The 7th example is the myDoc class (for documents) that has "on board" the binary search routine. So if we have a document (also mydoc is combined with the text viewer - an editor I have in M2000 - look code), with a setting to a reference the text viewer just use the data from mydoc). I make some functions such as to count in ms the number of words (very fast), and we can get all the words in an array or in a listbox, or we can count the unique words and if we want we can use later the saved words to fill a listbox or an array.
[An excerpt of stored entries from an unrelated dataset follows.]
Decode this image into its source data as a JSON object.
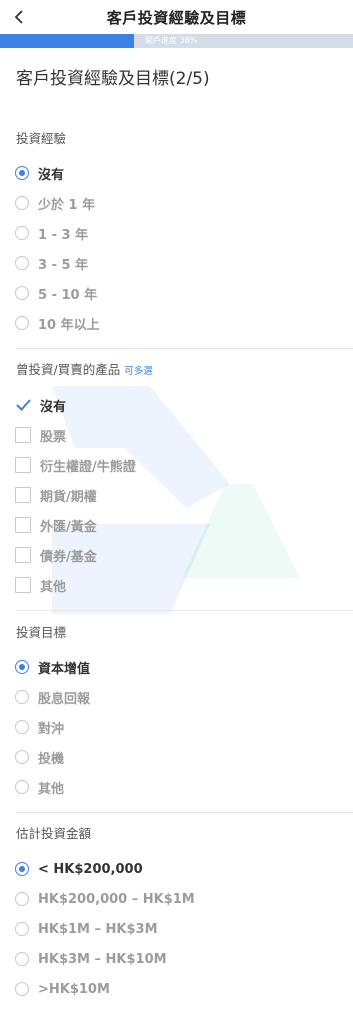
{
  "header": {
    "title": "客戶投資經驗及目標",
    "back_icon": "chevron-left-icon"
  },
  "progress": {
    "label": "開戶進度 38%",
    "percent": 38,
    "fill_color": "#3c82e6",
    "track_color": "#d5dbe7"
  },
  "page_title": "客戶投資經驗及目標(2/5)",
  "sections": [
    {
      "label": "投資經驗",
      "type": "radio",
      "options": [
        {
          "label": "沒有",
          "selected": true
        },
        {
          "label": "少於 1 年",
          "selected": false
        },
        {
          "label": "1 - 3 年",
          "selected": false
        },
        {
          "label": "3 - 5 年",
          "selected": false
        },
        {
          "label": "5 - 10 年",
          "selected": false
        },
        {
          "label": "10 年以上",
          "selected": false
        }
      ]
    },
    {
      "label": "曾投資/買賣的產品",
      "hint": "可多選",
      "type": "checkbox",
      "options": [
        {
          "label": "沒有",
          "selected": true
        },
        {
          "label": "股票",
          "selected": false
        },
        {
          "label": "衍生權證/牛熊證",
          "selected": false
        },
        {
          "label": "期貨/期權",
          "selected": false
        },
        {
          "label": "外匯/黃金",
          "selected": false
        },
        {
          "label": "債券/基金",
          "selected": false
        },
        {
          "label": "其他",
          "selected": false
        }
      ]
    },
    {
      "label": "投資目標",
      "type": "radio",
      "options": [
        {
          "label": "資本增值",
          "selected": true
        },
        {
          "label": "股息回報",
          "selected": false
        },
        {
          "label": "對沖",
          "selected": false
        },
        {
          "label": "投機",
          "selected": false
        },
        {
          "label": "其他",
          "selected": false
        }
      ]
    },
    {
      "label": "估計投資金額",
      "type": "radio",
      "options": [
        {
          "label": "< HK$200,000",
          "selected": true
        },
        {
          "label": "HK$200,000 – HK$1M",
          "selected": false
        },
        {
          "label": "HK$1M – HK$3M",
          "selected": false
        },
        {
          "label": "HK$3M – HK$10M",
          "selected": false
        },
        {
          "label": ">HK$10M",
          "selected": false
        }
      ]
    }
  ],
  "colors": {
    "accent": "#3c82e6",
    "unselected_text": "#9c9c9c",
    "selected_text": "#333333"
  }
}
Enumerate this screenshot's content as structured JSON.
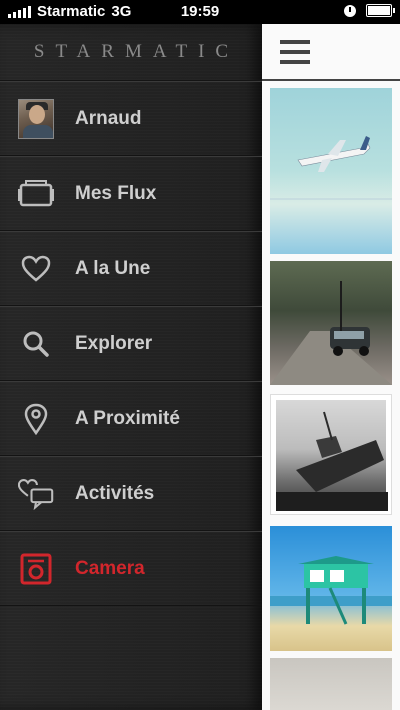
{
  "status_bar": {
    "carrier": "Starmatic",
    "network": "3G",
    "time": "19:59",
    "battery_level": 0.9
  },
  "menu": {
    "brand": "STARMATIC",
    "items": [
      {
        "label": "Arnaud",
        "icon": "avatar"
      },
      {
        "label": "Mes Flux",
        "icon": "photos-stack-icon"
      },
      {
        "label": "A la Une",
        "icon": "heart-icon"
      },
      {
        "label": "Explorer",
        "icon": "search-icon"
      },
      {
        "label": "A Proximité",
        "icon": "location-pin-icon"
      },
      {
        "label": "Activités",
        "icon": "chat-heart-icon"
      },
      {
        "label": "Camera",
        "icon": "camera-icon"
      }
    ]
  },
  "feed": {
    "menu_button_icon": "hamburger-icon",
    "photos": [
      "airplane-over-sea",
      "car-on-dirt-road",
      "shipwreck-black-white",
      "lifeguard-tower-beach",
      "partial-photo"
    ]
  },
  "colors": {
    "accent_red": "#d2262c",
    "menu_text": "#cfcfcf",
    "feed_background": "#fafafa"
  }
}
Binary search routine count the words in the same time that sort the words. Now has comparable speed (the stand alone routine need 1.3 seconds to find from 792367 words 13231 unique words and the number of appearance. Ms Dictionary with a stage for sorting need 1.118, Olaf's routine 0.574 sec (very fast, including second sort), and 1.156 if we apply sort and include the time to final (this is for the Ms Dictionary -clicking in the left listbox, with books). (we must hide all other windows to get a good measure...). Binary search 1.330, Hashtable 1.515 including the sort routine. The slow routine 10.500 (including the sorting routine). Finally the 7th routine (has the same binary routine but get the data from Document class and run in the space of the class, 1.480ms. So except the slow routine all routines are between 0.574ms and 1.515. The binary search routine in the Document class is more versatile, because works for unicode (and sort for that). We can pass the Licd, so we can sort for any country (although I have no manage to fit the sub regions..is something too much...for now).
That's all...
(Now I place the new Document class myDoc.class to M2000, so I make new commands, to count words and read the number of appearance for any word.)